15. A system, comprising:

a computing device; and

a computer-readable storage device coupled to the computing device and having instructions stored thereon which, when executed by the computing device, cause the computing device to perform operations for selectively loading data to low-latency memory, the operations comprising:

receiving a workload period representing a period of time, during which a workload is applied to a database system;

providing a set of machine learning (ML) models based on historical data representative of multiple executions of the workload over historical instances of the workload period, each ML model configured to predict a cluster arrival rate curve (cARC); and

during execution of the workload period and, for each timeslice of a plurality of timeslice of the workload period: providing a predicted cARC from each ML model, the predicted cARC representative of a predicted workload for a respective timeslice, determining column visiting times for each of a plurality of columns of each of a plurality of tables stored in the database system, generating a column list based on the column visiting times, and loading column data representative of columns included in the column list into low-latency memory prior to execution of a workload during the respective timeslice.

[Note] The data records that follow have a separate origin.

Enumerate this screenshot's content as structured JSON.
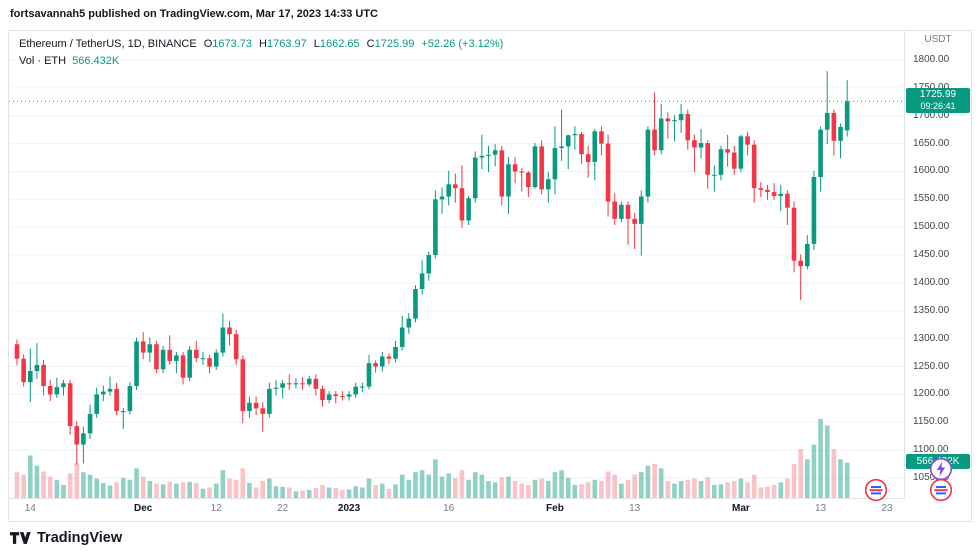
{
  "publish_bar": {
    "text": "fortsavannah5 published on TradingView.com, Mar 17, 2023 14:33 UTC"
  },
  "legend": {
    "symbol": "Ethereum / TetherUS, 1D, BINANCE",
    "o_label": "O",
    "o_value": "1673.73",
    "h_label": "H",
    "h_value": "1763.97",
    "l_label": "L",
    "l_value": "1662.65",
    "c_label": "C",
    "c_value": "1725.99",
    "change": "+52.26 (+3.12%)",
    "volume_label": "Vol · ETH",
    "volume_value": "566.432K"
  },
  "price_axis": {
    "currency": "USDT",
    "badge_price": "1725.99",
    "badge_countdown": "09:26:41",
    "volume_badge": "566.432K"
  },
  "footer": {
    "brand": "TradingView"
  },
  "colors": {
    "up": "#089981",
    "down": "#f23645",
    "volume_up": "rgba(8,153,129,0.45)",
    "volume_down": "rgba(242,54,69,0.30)",
    "badge": "#089981",
    "grid": "#f0f3fa"
  },
  "chart_data": {
    "type": "candlestick",
    "title": "Ethereum / TetherUS, 1D, BINANCE",
    "ylabel": "USDT",
    "interval": "1D",
    "start_date": "2022-11-12",
    "slots": 132,
    "price_range": [
      1050,
      1800
    ],
    "price_tick_step": 50,
    "volume_scale_max": 1250,
    "price_ticks": [
      "1800.00",
      "1750.00",
      "1700.00",
      "1650.00",
      "1600.00",
      "1550.00",
      "1500.00",
      "1450.00",
      "1400.00",
      "1350.00",
      "1300.00",
      "1250.00",
      "1200.00",
      "1150.00",
      "1100.00",
      "1050.00"
    ],
    "time_ticks": [
      {
        "i": 2,
        "label": "14",
        "major": false
      },
      {
        "i": 19,
        "label": "Dec",
        "major": true
      },
      {
        "i": 30,
        "label": "12",
        "major": false
      },
      {
        "i": 40,
        "label": "22",
        "major": false
      },
      {
        "i": 50,
        "label": "2023",
        "major": true
      },
      {
        "i": 65,
        "label": "16",
        "major": false
      },
      {
        "i": 81,
        "label": "Feb",
        "major": true
      },
      {
        "i": 93,
        "label": "13",
        "major": false
      },
      {
        "i": 109,
        "label": "Mar",
        "major": true
      },
      {
        "i": 121,
        "label": "13",
        "major": false
      },
      {
        "i": 131,
        "label": "23",
        "major": false
      }
    ],
    "last": {
      "o": 1673.73,
      "h": 1763.97,
      "l": 1662.65,
      "c": 1725.99,
      "change": 52.26,
      "change_pct": 3.12,
      "volume_display": "566.432K"
    },
    "candles": [
      [
        1290,
        1298,
        1252,
        1264,
        420
      ],
      [
        1264,
        1272,
        1214,
        1222,
        380
      ],
      [
        1222,
        1282,
        1186,
        1242,
        680
      ],
      [
        1242,
        1292,
        1228,
        1253,
        520
      ],
      [
        1253,
        1262,
        1198,
        1215,
        430
      ],
      [
        1215,
        1226,
        1188,
        1200,
        350
      ],
      [
        1200,
        1230,
        1194,
        1213,
        300
      ],
      [
        1213,
        1226,
        1198,
        1220,
        220
      ],
      [
        1220,
        1226,
        1128,
        1143,
        400
      ],
      [
        1143,
        1152,
        1074,
        1110,
        560
      ],
      [
        1110,
        1142,
        1076,
        1130,
        420
      ],
      [
        1130,
        1182,
        1120,
        1165,
        380
      ],
      [
        1165,
        1212,
        1158,
        1200,
        320
      ],
      [
        1200,
        1216,
        1188,
        1205,
        250
      ],
      [
        1205,
        1232,
        1198,
        1210,
        210
      ],
      [
        1210,
        1221,
        1163,
        1170,
        260
      ],
      [
        1170,
        1176,
        1138,
        1170,
        330
      ],
      [
        1170,
        1222,
        1164,
        1215,
        300
      ],
      [
        1215,
        1302,
        1208,
        1295,
        480
      ],
      [
        1295,
        1312,
        1263,
        1275,
        350
      ],
      [
        1275,
        1302,
        1258,
        1290,
        280
      ],
      [
        1290,
        1296,
        1238,
        1245,
        240
      ],
      [
        1245,
        1287,
        1238,
        1280,
        230
      ],
      [
        1280,
        1306,
        1253,
        1260,
        270
      ],
      [
        1260,
        1276,
        1238,
        1270,
        240
      ],
      [
        1270,
        1276,
        1218,
        1230,
        260
      ],
      [
        1230,
        1287,
        1224,
        1280,
        270
      ],
      [
        1280,
        1296,
        1258,
        1265,
        250
      ],
      [
        1265,
        1276,
        1253,
        1265,
        160
      ],
      [
        1265,
        1271,
        1238,
        1250,
        180
      ],
      [
        1250,
        1281,
        1244,
        1275,
        240
      ],
      [
        1275,
        1345,
        1268,
        1320,
        450
      ],
      [
        1320,
        1332,
        1288,
        1308,
        320
      ],
      [
        1308,
        1316,
        1253,
        1263,
        300
      ],
      [
        1263,
        1270,
        1148,
        1170,
        480
      ],
      [
        1170,
        1196,
        1158,
        1185,
        250
      ],
      [
        1185,
        1196,
        1163,
        1175,
        180
      ],
      [
        1175,
        1186,
        1133,
        1165,
        280
      ],
      [
        1165,
        1221,
        1158,
        1210,
        320
      ],
      [
        1210,
        1226,
        1198,
        1212,
        200
      ],
      [
        1212,
        1226,
        1193,
        1220,
        190
      ],
      [
        1220,
        1236,
        1208,
        1218,
        180
      ],
      [
        1218,
        1229,
        1211,
        1220,
        120
      ],
      [
        1220,
        1231,
        1208,
        1218,
        130
      ],
      [
        1218,
        1233,
        1214,
        1228,
        140
      ],
      [
        1228,
        1236,
        1198,
        1210,
        170
      ],
      [
        1210,
        1216,
        1178,
        1190,
        220
      ],
      [
        1190,
        1206,
        1184,
        1200,
        180
      ],
      [
        1200,
        1206,
        1184,
        1197,
        170
      ],
      [
        1197,
        1206,
        1189,
        1196,
        140
      ],
      [
        1196,
        1206,
        1189,
        1200,
        150
      ],
      [
        1200,
        1221,
        1194,
        1214,
        200
      ],
      [
        1214,
        1221,
        1204,
        1214,
        180
      ],
      [
        1214,
        1271,
        1209,
        1256,
        320
      ],
      [
        1256,
        1261,
        1239,
        1250,
        220
      ],
      [
        1250,
        1276,
        1241,
        1268,
        240
      ],
      [
        1268,
        1273,
        1254,
        1264,
        160
      ],
      [
        1264,
        1296,
        1257,
        1285,
        230
      ],
      [
        1285,
        1341,
        1279,
        1320,
        380
      ],
      [
        1320,
        1346,
        1309,
        1336,
        300
      ],
      [
        1336,
        1396,
        1329,
        1389,
        420
      ],
      [
        1389,
        1441,
        1379,
        1417,
        450
      ],
      [
        1417,
        1456,
        1404,
        1450,
        380
      ],
      [
        1450,
        1566,
        1444,
        1550,
        620
      ],
      [
        1550,
        1571,
        1524,
        1555,
        350
      ],
      [
        1555,
        1601,
        1539,
        1577,
        400
      ],
      [
        1577,
        1596,
        1544,
        1570,
        330
      ],
      [
        1570,
        1611,
        1499,
        1512,
        450
      ],
      [
        1512,
        1556,
        1504,
        1552,
        300
      ],
      [
        1552,
        1636,
        1544,
        1625,
        420
      ],
      [
        1625,
        1666,
        1604,
        1628,
        380
      ],
      [
        1628,
        1646,
        1599,
        1630,
        280
      ],
      [
        1630,
        1649,
        1609,
        1638,
        260
      ],
      [
        1638,
        1646,
        1539,
        1555,
        340
      ],
      [
        1555,
        1626,
        1524,
        1613,
        350
      ],
      [
        1613,
        1626,
        1579,
        1600,
        280
      ],
      [
        1600,
        1606,
        1564,
        1598,
        240
      ],
      [
        1598,
        1601,
        1554,
        1572,
        220
      ],
      [
        1572,
        1651,
        1569,
        1645,
        300
      ],
      [
        1645,
        1656,
        1559,
        1568,
        320
      ],
      [
        1568,
        1599,
        1544,
        1586,
        280
      ],
      [
        1586,
        1681,
        1559,
        1642,
        420
      ],
      [
        1642,
        1711,
        1619,
        1645,
        450
      ],
      [
        1645,
        1666,
        1604,
        1665,
        330
      ],
      [
        1665,
        1681,
        1639,
        1667,
        220
      ],
      [
        1667,
        1671,
        1614,
        1631,
        230
      ],
      [
        1631,
        1646,
        1589,
        1617,
        260
      ],
      [
        1617,
        1676,
        1584,
        1672,
        300
      ],
      [
        1672,
        1681,
        1629,
        1650,
        280
      ],
      [
        1650,
        1666,
        1519,
        1546,
        430
      ],
      [
        1546,
        1561,
        1504,
        1515,
        380
      ],
      [
        1515,
        1546,
        1509,
        1540,
        240
      ],
      [
        1540,
        1546,
        1469,
        1515,
        300
      ],
      [
        1515,
        1526,
        1461,
        1506,
        380
      ],
      [
        1506,
        1566,
        1449,
        1555,
        420
      ],
      [
        1555,
        1681,
        1544,
        1675,
        520
      ],
      [
        1675,
        1742,
        1629,
        1638,
        550
      ],
      [
        1638,
        1721,
        1631,
        1695,
        480
      ],
      [
        1695,
        1706,
        1659,
        1690,
        280
      ],
      [
        1690,
        1701,
        1654,
        1692,
        240
      ],
      [
        1692,
        1721,
        1669,
        1703,
        280
      ],
      [
        1703,
        1711,
        1639,
        1656,
        300
      ],
      [
        1656,
        1666,
        1599,
        1643,
        320
      ],
      [
        1643,
        1676,
        1624,
        1651,
        280
      ],
      [
        1651,
        1656,
        1569,
        1594,
        340
      ],
      [
        1594,
        1611,
        1564,
        1594,
        220
      ],
      [
        1594,
        1646,
        1584,
        1640,
        230
      ],
      [
        1640,
        1666,
        1609,
        1634,
        260
      ],
      [
        1634,
        1646,
        1594,
        1605,
        280
      ],
      [
        1605,
        1666,
        1599,
        1663,
        320
      ],
      [
        1663,
        1671,
        1629,
        1648,
        260
      ],
      [
        1648,
        1656,
        1544,
        1570,
        380
      ],
      [
        1570,
        1581,
        1554,
        1567,
        180
      ],
      [
        1567,
        1576,
        1549,
        1563,
        190
      ],
      [
        1563,
        1579,
        1549,
        1556,
        220
      ],
      [
        1556,
        1576,
        1529,
        1560,
        260
      ],
      [
        1560,
        1566,
        1504,
        1535,
        320
      ],
      [
        1535,
        1546,
        1419,
        1440,
        550
      ],
      [
        1440,
        1451,
        1369,
        1430,
        780
      ],
      [
        1430,
        1486,
        1424,
        1470,
        620
      ],
      [
        1470,
        1601,
        1459,
        1590,
        850
      ],
      [
        1590,
        1681,
        1564,
        1675,
        1250
      ],
      [
        1675,
        1780,
        1649,
        1705,
        1150
      ],
      [
        1705,
        1711,
        1629,
        1655,
        780
      ],
      [
        1655,
        1686,
        1624,
        1680,
        620
      ],
      [
        1673.73,
        1763.97,
        1662.65,
        1725.99,
        566.432
      ]
    ]
  }
}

16. The system of claim 15, wherein providing a set of ML models comprises:

receiving the historical data comprising a set of queries;

providing a set of query templates based on the set of queries;

providing a set of aggregate query templates based on the set of query templates;

determining an arrival rate curve (ARC) for each aggregate query template in the set of aggregate query templates;

providing a set of cARCs, at least one cARC being generated by clustering multiple aggregate query templates and averaging ARCs of the multiple aggregate query templates; and

training a ML model for each cARC in the set of cARCs.

17. The system of claim 15, wherein a type of each ML model is determined based on a fluctuation pattern of a respective cARC that is to be predicted.

18. The system of claim 17, wherein types of ML models comprise a linear regression model, a kernel regression model, and a deep neural network (DNN).

19. The system of claim 15, wherein generating a column list based on the column visiting times comprises:

sorting the column visiting times in decreasing order with respect to a percentage each column visiting time is of a total column number; and

selecting a sub-set of column visiting times based on a threshold percentage of the total column number, columns represented by column visiting times in the sub-set of column visiting times being included in the column list.

20. The system of claim 15, wherein loading column data representative of columns included in the column list into low-latency memory comprises:

determining whether the low-latency memory has sufficient space to load all column data of columns included in the column list; and

selectively swapping data from the low-latency memory to accommodate all column data of columns included in the column list.